How to Get Techs to Comply with Company Standards
by Charlie “Tec Daddy” Greer
I believe the buy-in occurs in the initial interview process before they are hired. When I did all the recruiting at my family’s company, I told prospective employees that we work a little differently than most companies, so we’d start the conversation with me telling them how we run calls, which meant going over the courtesy inspection and the list of recommendations (Paper Towel Close). If it was met with anything less than enthusiasm, they weren’t hired. We wasted absolutely no time or effort trying to “sell” techs on our procedures. they either bought in, or they weren’t hired … including times when we desperately needed techs, which was all the time.
However, your question is for existing techs. Sometimes techs don’t want to do it; sometimes customers don’t want it done. I know that a lot of techs are just not comfortable with the whole concept of going through someone’s home, and others are afraid they’ll get shot down when they offer to do the inspection and can’t stand rejection.
How about we hit it from a different angle? What if the customer expects, and even has a right to demand the complete inspection and comprehensive list of every single deficiency?
The incoming call-taker can put the tech in the position to where he has to do the inspection, and can make it easier for the techs that want to do the complete inspection.
HVAC: “One of our trademarks is that our technicians perform an inspection on the mechanical components of your system, both inside and outside, and provide you with a report on its condition.”

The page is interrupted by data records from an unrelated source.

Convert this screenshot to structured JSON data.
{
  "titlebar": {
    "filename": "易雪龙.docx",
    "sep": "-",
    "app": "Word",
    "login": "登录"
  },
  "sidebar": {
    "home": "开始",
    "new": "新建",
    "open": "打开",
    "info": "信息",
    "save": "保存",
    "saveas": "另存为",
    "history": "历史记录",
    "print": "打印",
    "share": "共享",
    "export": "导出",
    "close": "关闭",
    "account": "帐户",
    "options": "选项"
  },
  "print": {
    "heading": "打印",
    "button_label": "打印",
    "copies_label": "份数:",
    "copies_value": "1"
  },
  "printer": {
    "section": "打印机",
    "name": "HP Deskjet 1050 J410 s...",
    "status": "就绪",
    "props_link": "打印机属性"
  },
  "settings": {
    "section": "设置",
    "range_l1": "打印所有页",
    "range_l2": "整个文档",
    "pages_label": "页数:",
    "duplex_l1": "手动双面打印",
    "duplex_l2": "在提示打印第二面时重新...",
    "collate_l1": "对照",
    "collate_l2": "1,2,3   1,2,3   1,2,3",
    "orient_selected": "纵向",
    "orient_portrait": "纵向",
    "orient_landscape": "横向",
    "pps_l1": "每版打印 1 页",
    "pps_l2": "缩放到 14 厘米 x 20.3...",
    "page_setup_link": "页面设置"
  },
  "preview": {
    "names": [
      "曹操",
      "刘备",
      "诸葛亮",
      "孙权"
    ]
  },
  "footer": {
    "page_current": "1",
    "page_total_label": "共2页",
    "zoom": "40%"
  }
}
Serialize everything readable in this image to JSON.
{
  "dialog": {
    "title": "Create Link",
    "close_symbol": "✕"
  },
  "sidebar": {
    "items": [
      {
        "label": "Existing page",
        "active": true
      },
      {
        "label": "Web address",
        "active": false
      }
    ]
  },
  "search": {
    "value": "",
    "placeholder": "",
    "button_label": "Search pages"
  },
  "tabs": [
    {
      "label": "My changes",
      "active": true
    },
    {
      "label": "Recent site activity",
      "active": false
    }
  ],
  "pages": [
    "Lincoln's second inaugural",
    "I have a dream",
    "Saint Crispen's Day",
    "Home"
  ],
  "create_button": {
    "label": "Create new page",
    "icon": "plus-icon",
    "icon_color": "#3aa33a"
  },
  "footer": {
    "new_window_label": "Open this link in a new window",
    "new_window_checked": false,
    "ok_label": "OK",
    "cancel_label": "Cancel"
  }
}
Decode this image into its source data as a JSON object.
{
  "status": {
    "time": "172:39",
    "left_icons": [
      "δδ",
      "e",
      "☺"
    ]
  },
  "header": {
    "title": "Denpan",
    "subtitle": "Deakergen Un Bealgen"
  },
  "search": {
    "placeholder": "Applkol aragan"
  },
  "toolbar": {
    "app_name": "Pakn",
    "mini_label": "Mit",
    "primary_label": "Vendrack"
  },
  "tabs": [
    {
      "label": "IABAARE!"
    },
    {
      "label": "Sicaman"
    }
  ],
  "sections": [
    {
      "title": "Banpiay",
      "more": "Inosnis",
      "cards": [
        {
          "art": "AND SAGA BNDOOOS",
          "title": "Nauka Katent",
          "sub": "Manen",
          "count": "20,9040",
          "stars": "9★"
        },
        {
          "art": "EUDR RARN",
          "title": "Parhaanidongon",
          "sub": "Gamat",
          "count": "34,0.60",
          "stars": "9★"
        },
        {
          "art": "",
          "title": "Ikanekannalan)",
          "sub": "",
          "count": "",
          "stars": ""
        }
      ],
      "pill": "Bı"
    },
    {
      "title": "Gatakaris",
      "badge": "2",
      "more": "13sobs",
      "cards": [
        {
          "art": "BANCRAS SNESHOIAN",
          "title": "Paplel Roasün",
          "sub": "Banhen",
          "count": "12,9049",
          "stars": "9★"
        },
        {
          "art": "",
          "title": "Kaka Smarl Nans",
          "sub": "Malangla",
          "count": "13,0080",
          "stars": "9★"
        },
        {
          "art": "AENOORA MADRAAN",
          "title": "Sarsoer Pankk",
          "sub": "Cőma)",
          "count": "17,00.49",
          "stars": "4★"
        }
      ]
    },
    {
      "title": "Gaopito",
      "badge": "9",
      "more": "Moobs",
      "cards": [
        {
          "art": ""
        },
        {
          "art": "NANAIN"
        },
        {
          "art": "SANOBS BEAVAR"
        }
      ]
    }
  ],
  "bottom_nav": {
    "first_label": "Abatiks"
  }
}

PLUMBING: “One of our trademarks is that our technicians perform a courtesy inspection on all your fixtures and drains to see if there are any little free adjustments he can do.”
ELECTRICAL: “One of our trademarks is that our technicians perform a safety inspection on your main electric panel.”
While concluding the phone call, land them on the inspection by saying, “Just so we can plan out our time better and stay on schedule, should I tell the technician expect to do the complete inspection?”
While dispatching the call, say, “They expect their courtesy inspection.”
Now the customer expects a complete inspection.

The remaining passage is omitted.